In that respect, the distinction between typical and atypical pre-contractual duties of disclosure is useful. In the former, it is sufficient to verify that the factual circumstances contemplated by the legal rule are present in order to ascertain that the duty to provide such information exists, as in the case regulated by Article 1663 of the Civil Code. In the latter, the judge lacks a clear answer in the legal system indicating the consequence of failure to comply with the duty to disclose; however, in our legal environment, the judicial authority may construct such consequence on the basis of the principle of good faith, from which the criteria justifying its imposition may be derived.

The Salvadoran Case: Lease Granted Without the Shopping Center Administrator’s Authorization

The case began because Mr. N. (lessor) and Mr. Z. (lessee) entered into a lease agreement for the purpose of installing a business owned by the defendant, in exchange for a monthly rental payment due on the first day of each month during the contractual term.

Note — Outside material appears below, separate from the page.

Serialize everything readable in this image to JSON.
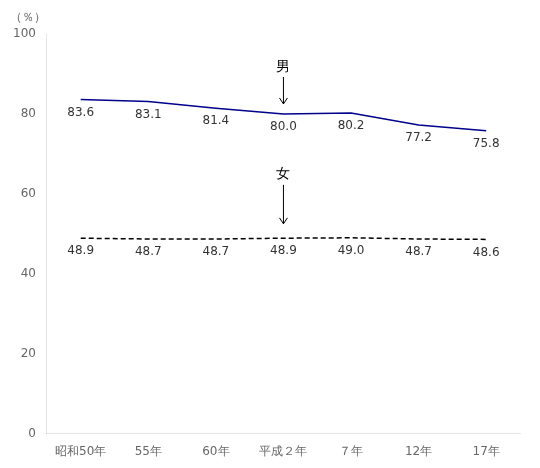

The agreement took effect for a term of three years, renewable. However, although Mr. Z. paid the rent on time, he removed his property from the premises before the agreed term expired because it was impossible for him to carry out the necessary modifications, as the shopping center administrators prevented him from doing so on the grounds that prior authorization was required.

Mr. N. then sued Mr. Z., seeking termination of the lease agreement and, in addition, payment of rent allegedly due for the remaining term, maintenance fees, and electricity charges. The judge dismissed the claim, and the plaintiff appealed the judgment.

After reviewing the case, the Court of Second Instance found that, although the record included a letter signed by the lessor and addressed to the lessee authorizing him “to make the internal modifications necessary to adapt the business activity that is the object of the lease,” there was also another authorization issued by Mr. A., representative of the company managing the shopping center, stating that the continuation of the redesign work on the premises depended on that latter party, and which further stated, among other things, that “the remodeling plans for the aforementioned premises have been approved and are currently pending collection.”

For the purposes of the issue discussed here, the most interesting part of the judgment is where it states that the defendant had the obligation to inform the lessee about the legal status or situation of the property, which logically includes the requirements that had to be satisfied for any kind of physical modification—an obligation that, of course, could not have been waived, in light of the principle of good faith that must be present in every contract. The expectation is that, during the pre-contractual stage, contracting parties provide each other with all information necessary to define the terms of the contract, and that such information be aimed at properly informing the other party, in an attitude of fairness and loyalty. Since the lessor failed to timely inform the lessee of the need to obtain authorization from the shopping center administration where the leased premises were located, or to initiate the procedure on his own in order to ensure the commencement date of the remodeling works and the normal operation of the activities contemplated in the agreement, this constituted a clear breach of the essential clauses of the contract.

Conclusions

If you are about to enter into a contract, bear in mind that the failure to provide information regarding a particular aspect of the transaction is conduct that Salvadoran law treats as a breach of contract.

The judicial remedies available in the event of a breach of this duty to disclose may be multiple. Thus, I may recommend an action for nullity based on a defect in consent, together with a claim for damages, if the aggrieved party can no longer do anything to overcome the obstacle and continue with the transaction; or an action for damages, if the lack of information is not so serious and the contract remains in force.

Salvadoran legislation does not provide for an express regulation of pre-contractual duties of disclosure, and therefore, unfortunately, you will remain subject to the discretion and judgment of the court hearing your case as to whether it grants the relief sought in the claim.